Wilie Mullins (trainer), JP McManus (owner) and Paul Townend (jockey) celebrate the Grand National success of I Am Maximus at Aintree on Saturday afternoon.
Kilkenny’s Willie Mullins said it was ‘game on’ in his pursuit of a first British trainers’ championship as I Am Maximus provided him with a second Randox Grand National victory at Aintree on Saturday.
While it has taken 19 years for him to follow up his initial success with Hedgehunter, his domination of the National Hunt scene on both sides of the Irish Sea is now such that he is odds-on across the board to win a title in a country in which he does not even reside.
The prospect of emulating the legendary Vincent O’Brien – who did it in successive years in the 1950s – has loomed large ever since Mullins once again commanded the Cheltenham Festival, winning the Champion Hurdle and Gold Cup in the process.
Mullins himself, though, played down the prospect, with one proviso – unless he won the £1 million National.
I Am Maximus was sent off the 7-1 favourite under Paul Townend, one of eight runners for the yard, and despite one or two hairy moments that are generally par for the course in a Grand National, he seldom looked like not winning.
With a lead of almost £40,000 over Dan Skelton, Paddy Power make Mullins the 8-15 favourite, and British racegoers certainly have not seen the last of the man from Closutton this season.
“I didn’t know we’d gone in front. You can expect to see us at Sandown, Ayr and wherever!” he said.
“We’ll have to go for it now. We needed to have a really good National and we have. It’s game on now, isn’t it.
“I’d love to win the championship. Vincent O’Brien did it in the 1950s and it is something different to do.
“As much as I’d like to win it my owners would like me to win it and so would my staff, so now we’re in this position you have to have a real go.
“JP McManus (owner of I Am Maximus) has been telling me for the past couple of years to have a real go, but I always think just mind yourself at home rather than spread yourself too thin and leave yourself wide open to have a bad season at home.
“Travelling horses takes it out of them, especially early in the season, which is why we don’t do it, but it’s panned out well today.”
Mullins himself was taken aback by the quantity of the quality in his yard. But even for him, winning the Champion Hurdle, Gold Cup and the National is something special.
“You might have the favourites for all those races, but you don’t for one minute think you are going to win all three,” he said.

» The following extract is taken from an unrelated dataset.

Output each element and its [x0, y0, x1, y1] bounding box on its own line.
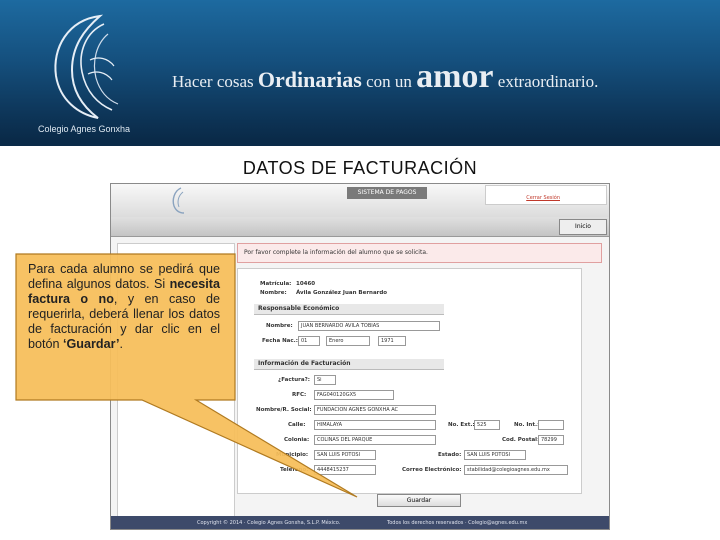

“We can’t believe it at home. We’re gobsmacked looking at the talent we have in the yard. When I was a smaller trainer I’d be proud to have one of the barns that we have.
“If someone had said we’d have 100 winners at the Festival you wouldn’t have thought it was possible, so we’re as amazed as anyone that it happened.”
With Punchestown still on the horizon and many of Mullins’s Cheltenham winners expected to end their year there, the domination from Closutton ominously looks far from over.